The large selloff in euro positions led to some profit-taking later in the day, which helped markets rally into the afternoon. For the week, euro shorts rose to a record 155,195 contracts as currency speculators increased their bets in favor of the U.S. dollar, according to data from the Commodity Futures Trading Commission released on Friday.

“We’ve seen some interest at the euro crosses, which has probably helped add to the bid tone in the euro so that’s caused some of the equities markets to recover as well,” said David Bradley, a director of foreign exchange trading at Scotia Capital.

The Canadian dollar ended the North American session at C$1.0227 to the U.S. dollar, or 97.78 U.S. cents, down from Thursday’s finish at C$1.0183 to the U.S. dollar, or 98.20 U.S. cents.

It gained back nearly 1 cent after hitting a session low at C$1.0320, or 96.80 U.S. cents. For the week the currency rose 0.4 percent, from C$1.0165 to the U.S. dollar, or 98.35 U.S. cents.

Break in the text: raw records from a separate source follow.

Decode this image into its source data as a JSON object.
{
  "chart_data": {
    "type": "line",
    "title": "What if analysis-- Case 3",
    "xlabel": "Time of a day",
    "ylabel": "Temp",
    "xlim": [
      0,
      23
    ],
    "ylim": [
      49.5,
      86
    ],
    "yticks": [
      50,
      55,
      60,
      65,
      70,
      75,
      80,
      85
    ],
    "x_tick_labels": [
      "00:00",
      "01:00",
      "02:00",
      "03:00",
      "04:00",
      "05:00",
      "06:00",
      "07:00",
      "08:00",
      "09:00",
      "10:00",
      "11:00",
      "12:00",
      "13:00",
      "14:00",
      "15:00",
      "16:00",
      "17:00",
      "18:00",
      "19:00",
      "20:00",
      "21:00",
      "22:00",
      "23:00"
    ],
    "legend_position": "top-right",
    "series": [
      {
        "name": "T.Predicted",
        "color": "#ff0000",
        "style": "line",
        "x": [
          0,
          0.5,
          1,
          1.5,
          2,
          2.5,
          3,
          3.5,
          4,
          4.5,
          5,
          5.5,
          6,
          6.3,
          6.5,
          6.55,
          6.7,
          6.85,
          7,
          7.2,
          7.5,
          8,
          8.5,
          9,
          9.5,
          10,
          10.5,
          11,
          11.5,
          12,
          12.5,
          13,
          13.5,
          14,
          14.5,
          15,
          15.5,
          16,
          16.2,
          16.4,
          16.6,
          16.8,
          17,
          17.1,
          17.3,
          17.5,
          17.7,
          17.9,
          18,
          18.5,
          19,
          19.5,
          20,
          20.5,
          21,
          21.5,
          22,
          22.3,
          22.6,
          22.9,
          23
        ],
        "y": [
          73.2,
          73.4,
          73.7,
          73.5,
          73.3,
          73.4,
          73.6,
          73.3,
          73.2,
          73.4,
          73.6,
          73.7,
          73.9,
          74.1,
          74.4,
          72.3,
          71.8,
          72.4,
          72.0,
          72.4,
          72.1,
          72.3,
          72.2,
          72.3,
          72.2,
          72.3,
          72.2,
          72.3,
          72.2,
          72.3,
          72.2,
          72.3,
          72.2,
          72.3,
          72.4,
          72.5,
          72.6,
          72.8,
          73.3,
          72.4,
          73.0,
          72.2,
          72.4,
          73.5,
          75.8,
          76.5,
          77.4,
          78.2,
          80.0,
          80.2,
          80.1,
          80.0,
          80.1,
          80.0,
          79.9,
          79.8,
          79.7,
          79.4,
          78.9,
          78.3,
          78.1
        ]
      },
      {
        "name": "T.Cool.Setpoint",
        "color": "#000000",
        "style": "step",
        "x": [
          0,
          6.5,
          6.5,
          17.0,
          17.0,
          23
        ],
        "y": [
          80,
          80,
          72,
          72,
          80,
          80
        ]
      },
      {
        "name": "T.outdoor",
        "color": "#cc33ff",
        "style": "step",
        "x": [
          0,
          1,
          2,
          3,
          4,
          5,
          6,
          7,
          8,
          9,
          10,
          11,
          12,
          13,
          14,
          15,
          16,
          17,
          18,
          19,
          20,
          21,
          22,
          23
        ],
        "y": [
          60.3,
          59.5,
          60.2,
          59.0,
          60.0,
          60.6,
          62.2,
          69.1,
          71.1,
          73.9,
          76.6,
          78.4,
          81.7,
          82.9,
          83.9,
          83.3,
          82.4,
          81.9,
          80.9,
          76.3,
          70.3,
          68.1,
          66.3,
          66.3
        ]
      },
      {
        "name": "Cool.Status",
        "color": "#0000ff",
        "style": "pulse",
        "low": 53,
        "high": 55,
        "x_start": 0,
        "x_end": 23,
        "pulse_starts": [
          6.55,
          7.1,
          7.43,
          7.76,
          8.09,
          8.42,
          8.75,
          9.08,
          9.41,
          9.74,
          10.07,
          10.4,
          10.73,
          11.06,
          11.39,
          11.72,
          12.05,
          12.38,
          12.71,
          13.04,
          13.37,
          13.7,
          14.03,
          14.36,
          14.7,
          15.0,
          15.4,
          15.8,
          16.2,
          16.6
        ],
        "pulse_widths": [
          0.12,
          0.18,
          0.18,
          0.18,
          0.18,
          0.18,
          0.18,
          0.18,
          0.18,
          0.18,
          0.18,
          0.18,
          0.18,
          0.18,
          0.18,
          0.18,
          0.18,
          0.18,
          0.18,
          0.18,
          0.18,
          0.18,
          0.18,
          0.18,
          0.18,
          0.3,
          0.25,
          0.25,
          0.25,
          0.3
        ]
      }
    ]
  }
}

Losses were cushioned by more signs of North American economic strength as data on Friday showed U.S. consumer sentiment in January rose to its highest level in eight months while the U.S. trade deficit in November was the biggest in five months.

Additionally, Canada posted an unexpected trade surplus in November as a strengthening U.S. economy helped push exports to a three-year high.

“It’s encouraging for the Canadian economy, but you have to ask how strong will that U.S. growth be if Europe continues to have the problems that the downgrade will reflect,” said Gavin Graham, president at Graham Investment Strategy.

Over the last several months the Canadian dollar has traded in an increasingly smaller window as flows have thinned as nervous investors sit on their hands.

The U.S. dollar is expected to continue to find support around the C$1.0150 level against the Canadian currency and meet resistance at around the C$1.0350 level, said Bradley.

“I would expect the Canadian dollar to continue to outperform the rest of the G7 or G10 currencies,” Bradley added.

Canadian bond prices rose, tracking U.S. Treasuries higher as jittery investors poured money into less risky assets.

High demand for U.S. benchmark 10-year notes reduced yields to 1.87 percent, its lowest level this year.<US/>

Canada’s 10-year counterpart underperformed slightly in the flight to safety, climbing 50 Canadian cents to yield 1.926 percent.